Learning about someone's political beliefs interferes with a person's ability to assess expertise, as people judge like-minded peers as being more expert in fields completely unrelated to politics, finds a new UCL-led study.
In the paper, published in Cognition, the researchers found that people turned to peers with similar political views for help on a shape categorisation task that had nothing to do with politics, instead of seeking help from someone who was doing better at the shape categorisation task but didn't share their political leanings.
"Our findings have implications for the spread of false news, for political polarisation and for social divisions. If we are aware of a person's political leanings, for example on social media, we will be more likely to accept their take on a myriad of issues without scrutiny," said the study's senior author, Professor Tali Sharot (UCL Psychology & Language Sciences).
The researchers from UCL and Harvard University tasked 97 study participants with categorising geometric shapes based on the shape's features. The participants were told whether their answers were correct and were also shown the answers of four other "co-players" who had completed the same task.
The co-players were actually computer algorithms designed to perform the task either extremely well or relatively poorly.
While completing the shape task, participants were also asked whether they agreed or disagreed with a number of political statements, such as "Immigration gives a boost to the national economy." The participants again saw how their "co-players" answered these questions. The researchers predetermined that some of the "co-players" would mostly agree with the participants on political issues while others would mostly disagree.
In a second stage of the experiment, the participants were shown a new set of shapes and were asked to categorise them correctly, with a financial reward promised that depended on their performance. For each shape they had an opportunity to view the answer of one of the co-players before making their final decision.

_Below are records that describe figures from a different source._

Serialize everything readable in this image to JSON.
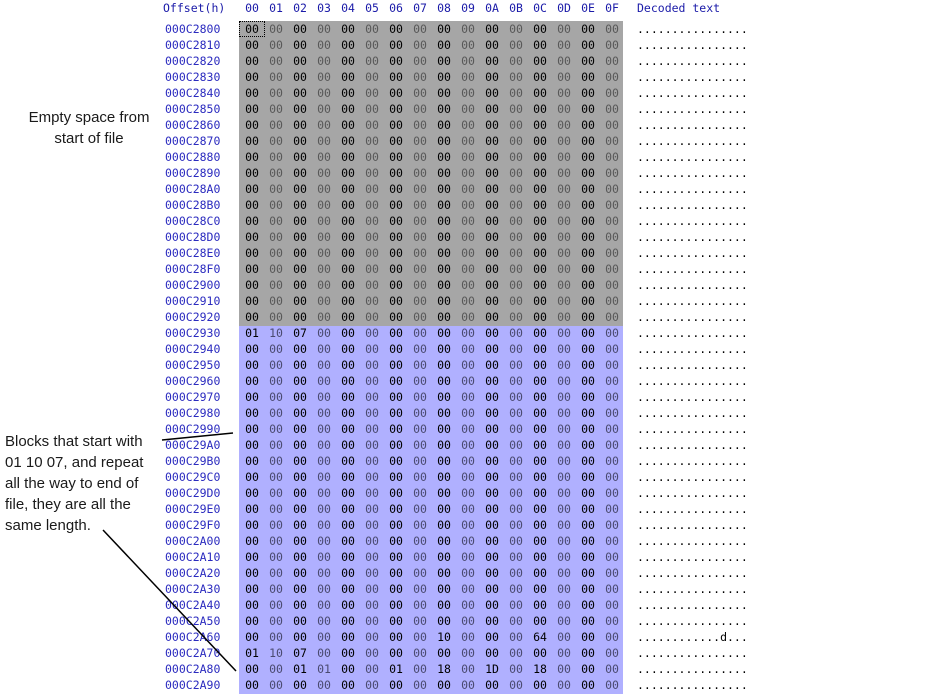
{
  "header": {
    "offset_label": "Offset(h)",
    "columns": [
      "00",
      "01",
      "02",
      "03",
      "04",
      "05",
      "06",
      "07",
      "08",
      "09",
      "0A",
      "0B",
      "0C",
      "0D",
      "0E",
      "0F"
    ],
    "decoded_label": "Decoded text"
  },
  "rows": [
    {
      "offset": "000C2800",
      "bytes": [
        "00",
        "00",
        "00",
        "00",
        "00",
        "00",
        "00",
        "00",
        "00",
        "00",
        "00",
        "00",
        "00",
        "00",
        "00",
        "00"
      ],
      "decoded": "................",
      "region": "gray"
    },
    {
      "offset": "000C2810",
      "bytes": [
        "00",
        "00",
        "00",
        "00",
        "00",
        "00",
        "00",
        "00",
        "00",
        "00",
        "00",
        "00",
        "00",
        "00",
        "00",
        "00"
      ],
      "decoded": "................",
      "region": "gray"
    },
    {
      "offset": "000C2820",
      "bytes": [
        "00",
        "00",
        "00",
        "00",
        "00",
        "00",
        "00",
        "00",
        "00",
        "00",
        "00",
        "00",
        "00",
        "00",
        "00",
        "00"
      ],
      "decoded": "................",
      "region": "gray"
    },
    {
      "offset": "000C2830",
      "bytes": [
        "00",
        "00",
        "00",
        "00",
        "00",
        "00",
        "00",
        "00",
        "00",
        "00",
        "00",
        "00",
        "00",
        "00",
        "00",
        "00"
      ],
      "decoded": "................",
      "region": "gray"
    },
    {
      "offset": "000C2840",
      "bytes": [
        "00",
        "00",
        "00",
        "00",
        "00",
        "00",
        "00",
        "00",
        "00",
        "00",
        "00",
        "00",
        "00",
        "00",
        "00",
        "00"
      ],
      "decoded": "................",
      "region": "gray"
    },
    {
      "offset": "000C2850",
      "bytes": [
        "00",
        "00",
        "00",
        "00",
        "00",
        "00",
        "00",
        "00",
        "00",
        "00",
        "00",
        "00",
        "00",
        "00",
        "00",
        "00"
      ],
      "decoded": "................",
      "region": "gray"
    },
    {
      "offset": "000C2860",
      "bytes": [
        "00",
        "00",
        "00",
        "00",
        "00",
        "00",
        "00",
        "00",
        "00",
        "00",
        "00",
        "00",
        "00",
        "00",
        "00",
        "00"
      ],
      "decoded": "................",
      "region": "gray"
    },
    {
      "offset": "000C2870",
      "bytes": [
        "00",
        "00",
        "00",
        "00",
        "00",
        "00",
        "00",
        "00",
        "00",
        "00",
        "00",
        "00",
        "00",
        "00",
        "00",
        "00"
      ],
      "decoded": "................",
      "region": "gray"
    },
    {
      "offset": "000C2880",
      "bytes": [
        "00",
        "00",
        "00",
        "00",
        "00",
        "00",
        "00",
        "00",
        "00",
        "00",
        "00",
        "00",
        "00",
        "00",
        "00",
        "00"
      ],
      "decoded": "................",
      "region": "gray"
    },
    {
      "offset": "000C2890",
      "bytes": [
        "00",
        "00",
        "00",
        "00",
        "00",
        "00",
        "00",
        "00",
        "00",
        "00",
        "00",
        "00",
        "00",
        "00",
        "00",
        "00"
      ],
      "decoded": "................",
      "region": "gray"
    },
    {
      "offset": "000C28A0",
      "bytes": [
        "00",
        "00",
        "00",
        "00",
        "00",
        "00",
        "00",
        "00",
        "00",
        "00",
        "00",
        "00",
        "00",
        "00",
        "00",
        "00"
      ],
      "decoded": "................",
      "region": "gray"
    },
    {
      "offset": "000C28B0",
      "bytes": [
        "00",
        "00",
        "00",
        "00",
        "00",
        "00",
        "00",
        "00",
        "00",
        "00",
        "00",
        "00",
        "00",
        "00",
        "00",
        "00"
      ],
      "decoded": "................",
      "region": "gray"
    },
    {
      "offset": "000C28C0",
      "bytes": [
        "00",
        "00",
        "00",
        "00",
        "00",
        "00",
        "00",
        "00",
        "00",
        "00",
        "00",
        "00",
        "00",
        "00",
        "00",
        "00"
      ],
      "decoded": "................",
      "region": "gray"
    },
    {
      "offset": "000C28D0",
      "bytes": [
        "00",
        "00",
        "00",
        "00",
        "00",
        "00",
        "00",
        "00",
        "00",
        "00",
        "00",
        "00",
        "00",
        "00",
        "00",
        "00"
      ],
      "decoded": "................",
      "region": "gray"
    },
    {
      "offset": "000C28E0",
      "bytes": [
        "00",
        "00",
        "00",
        "00",
        "00",
        "00",
        "00",
        "00",
        "00",
        "00",
        "00",
        "00",
        "00",
        "00",
        "00",
        "00"
      ],
      "decoded": "................",
      "region": "gray"
    },
    {
      "offset": "000C28F0",
      "bytes": [
        "00",
        "00",
        "00",
        "00",
        "00",
        "00",
        "00",
        "00",
        "00",
        "00",
        "00",
        "00",
        "00",
        "00",
        "00",
        "00"
      ],
      "decoded": "................",
      "region": "gray"
    },
    {
      "offset": "000C2900",
      "bytes": [
        "00",
        "00",
        "00",
        "00",
        "00",
        "00",
        "00",
        "00",
        "00",
        "00",
        "00",
        "00",
        "00",
        "00",
        "00",
        "00"
      ],
      "decoded": "................",
      "region": "gray"
    },
    {
      "offset": "000C2910",
      "bytes": [
        "00",
        "00",
        "00",
        "00",
        "00",
        "00",
        "00",
        "00",
        "00",
        "00",
        "00",
        "00",
        "00",
        "00",
        "00",
        "00"
      ],
      "decoded": "................",
      "region": "gray"
    },
    {
      "offset": "000C2920",
      "bytes": [
        "00",
        "00",
        "00",
        "00",
        "00",
        "00",
        "00",
        "00",
        "00",
        "00",
        "00",
        "00",
        "00",
        "00",
        "00",
        "00"
      ],
      "decoded": "................",
      "region": "gray"
    },
    {
      "offset": "000C2930",
      "bytes": [
        "01",
        "10",
        "07",
        "00",
        "00",
        "00",
        "00",
        "00",
        "00",
        "00",
        "00",
        "00",
        "00",
        "00",
        "00",
        "00"
      ],
      "decoded": "................",
      "region": "blue"
    },
    {
      "offset": "000C2940",
      "bytes": [
        "00",
        "00",
        "00",
        "00",
        "00",
        "00",
        "00",
        "00",
        "00",
        "00",
        "00",
        "00",
        "00",
        "00",
        "00",
        "00"
      ],
      "decoded": "................",
      "region": "blue"
    },
    {
      "offset": "000C2950",
      "bytes": [
        "00",
        "00",
        "00",
        "00",
        "00",
        "00",
        "00",
        "00",
        "00",
        "00",
        "00",
        "00",
        "00",
        "00",
        "00",
        "00"
      ],
      "decoded": "................",
      "region": "blue"
    },
    {
      "offset": "000C2960",
      "bytes": [
        "00",
        "00",
        "00",
        "00",
        "00",
        "00",
        "00",
        "00",
        "00",
        "00",
        "00",
        "00",
        "00",
        "00",
        "00",
        "00"
      ],
      "decoded": "................",
      "region": "blue"
    },
    {
      "offset": "000C2970",
      "bytes": [
        "00",
        "00",
        "00",
        "00",
        "00",
        "00",
        "00",
        "00",
        "00",
        "00",
        "00",
        "00",
        "00",
        "00",
        "00",
        "00"
      ],
      "decoded": "................",
      "region": "blue"
    },
    {
      "offset": "000C2980",
      "bytes": [
        "00",
        "00",
        "00",
        "00",
        "00",
        "00",
        "00",
        "00",
        "00",
        "00",
        "00",
        "00",
        "00",
        "00",
        "00",
        "00"
      ],
      "decoded": "................",
      "region": "blue"
    },
    {
      "offset": "000C2990",
      "bytes": [
        "00",
        "00",
        "00",
        "00",
        "00",
        "00",
        "00",
        "00",
        "00",
        "00",
        "00",
        "00",
        "00",
        "00",
        "00",
        "00"
      ],
      "decoded": "................",
      "region": "blue"
    },
    {
      "offset": "000C29A0",
      "bytes": [
        "00",
        "00",
        "00",
        "00",
        "00",
        "00",
        "00",
        "00",
        "00",
        "00",
        "00",
        "00",
        "00",
        "00",
        "00",
        "00"
      ],
      "decoded": "................",
      "region": "blue"
    },
    {
      "offset": "000C29B0",
      "bytes": [
        "00",
        "00",
        "00",
        "00",
        "00",
        "00",
        "00",
        "00",
        "00",
        "00",
        "00",
        "00",
        "00",
        "00",
        "00",
        "00"
      ],
      "decoded": "................",
      "region": "blue"
    },
    {
      "offset": "000C29C0",
      "bytes": [
        "00",
        "00",
        "00",
        "00",
        "00",
        "00",
        "00",
        "00",
        "00",
        "00",
        "00",
        "00",
        "00",
        "00",
        "00",
        "00"
      ],
      "decoded": "................",
      "region": "blue"
    },
    {
      "offset": "000C29D0",
      "bytes": [
        "00",
        "00",
        "00",
        "00",
        "00",
        "00",
        "00",
        "00",
        "00",
        "00",
        "00",
        "00",
        "00",
        "00",
        "00",
        "00"
      ],
      "decoded": "................",
      "region": "blue"
    },
    {
      "offset": "000C29E0",
      "bytes": [
        "00",
        "00",
        "00",
        "00",
        "00",
        "00",
        "00",
        "00",
        "00",
        "00",
        "00",
        "00",
        "00",
        "00",
        "00",
        "00"
      ],
      "decoded": "................",
      "region": "blue"
    },
    {
      "offset": "000C29F0",
      "bytes": [
        "00",
        "00",
        "00",
        "00",
        "00",
        "00",
        "00",
        "00",
        "00",
        "00",
        "00",
        "00",
        "00",
        "00",
        "00",
        "00"
      ],
      "decoded": "................",
      "region": "blue"
    },
    {
      "offset": "000C2A00",
      "bytes": [
        "00",
        "00",
        "00",
        "00",
        "00",
        "00",
        "00",
        "00",
        "00",
        "00",
        "00",
        "00",
        "00",
        "00",
        "00",
        "00"
      ],
      "decoded": "................",
      "region": "blue"
    },
    {
      "offset": "000C2A10",
      "bytes": [
        "00",
        "00",
        "00",
        "00",
        "00",
        "00",
        "00",
        "00",
        "00",
        "00",
        "00",
        "00",
        "00",
        "00",
        "00",
        "00"
      ],
      "decoded": "................",
      "region": "blue"
    },
    {
      "offset": "000C2A20",
      "bytes": [
        "00",
        "00",
        "00",
        "00",
        "00",
        "00",
        "00",
        "00",
        "00",
        "00",
        "00",
        "00",
        "00",
        "00",
        "00",
        "00"
      ],
      "decoded": "................",
      "region": "blue"
    },
    {
      "offset": "000C2A30",
      "bytes": [
        "00",
        "00",
        "00",
        "00",
        "00",
        "00",
        "00",
        "00",
        "00",
        "00",
        "00",
        "00",
        "00",
        "00",
        "00",
        "00"
      ],
      "decoded": "................",
      "region": "blue"
    },
    {
      "offset": "000C2A40",
      "bytes": [
        "00",
        "00",
        "00",
        "00",
        "00",
        "00",
        "00",
        "00",
        "00",
        "00",
        "00",
        "00",
        "00",
        "00",
        "00",
        "00"
      ],
      "decoded": "................",
      "region": "blue"
    },
    {
      "offset": "000C2A50",
      "bytes": [
        "00",
        "00",
        "00",
        "00",
        "00",
        "00",
        "00",
        "00",
        "00",
        "00",
        "00",
        "00",
        "00",
        "00",
        "00",
        "00"
      ],
      "decoded": "................",
      "region": "blue"
    },
    {
      "offset": "000C2A60",
      "bytes": [
        "00",
        "00",
        "00",
        "00",
        "00",
        "00",
        "00",
        "00",
        "10",
        "00",
        "00",
        "00",
        "64",
        "00",
        "00",
        "00"
      ],
      "decoded": "............d...",
      "region": "blue"
    },
    {
      "offset": "000C2A70",
      "bytes": [
        "01",
        "10",
        "07",
        "00",
        "00",
        "00",
        "00",
        "00",
        "00",
        "00",
        "00",
        "00",
        "00",
        "00",
        "00",
        "00"
      ],
      "decoded": "................",
      "region": "blue"
    },
    {
      "offset": "000C2A80",
      "bytes": [
        "00",
        "00",
        "01",
        "01",
        "00",
        "00",
        "01",
        "00",
        "18",
        "00",
        "1D",
        "00",
        "18",
        "00",
        "00",
        "00"
      ],
      "decoded": "................",
      "region": "blue"
    },
    {
      "offset": "000C2A90",
      "bytes": [
        "00",
        "00",
        "00",
        "00",
        "00",
        "00",
        "00",
        "00",
        "00",
        "00",
        "00",
        "00",
        "00",
        "00",
        "00",
        "00"
      ],
      "decoded": "................",
      "region": "blue"
    }
  ],
  "annotations": {
    "note1": [
      "Empty space from",
      "start of file"
    ],
    "note2": [
      "Blocks that start with",
      "01 10 07, and repeat",
      "all the way to end of",
      "file, they are all the",
      "same length."
    ]
  },
  "colors": {
    "empty_region": "#a6a6a6",
    "block_region": "#b0b0ff",
    "offset_text": "#2b2bbf"
  }
}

To increase their chances of answering correctly, the participants should have chosen to hear from those who had already demonstrated expertise on the task, regardless of political views. Yet instead, the participants sought and then followed the advice of the politically like-minded, even when a politically dissimilar co-player was better at the task.
"When we examined participants' impressions of the co-players we found they overestimated how good the politically like-minded were at the shape categorisation task. This misperception drove the participants to seek advice from the politically like-minded," said Professor Sharot.
"These results suggest that similarity creates an illusory perception of competence which generalises to unrelated domains. This is an example of a halo effect - the tendency for positive evaluations in one area to influence evaluations in other areas," added PhD candidate Joseph Marks (UCL Psychology & Language Sciences), co-lead author of the paper.
"Our findings have clear real-world implications: If people seek out and listen to the advice of those who share their political beliefs over those who possess subject matter expertise, they may end up forming wildly inaccurate beliefs on topics where there are objectively correct answers," he said.
This study was funded by the Wellcome Trust.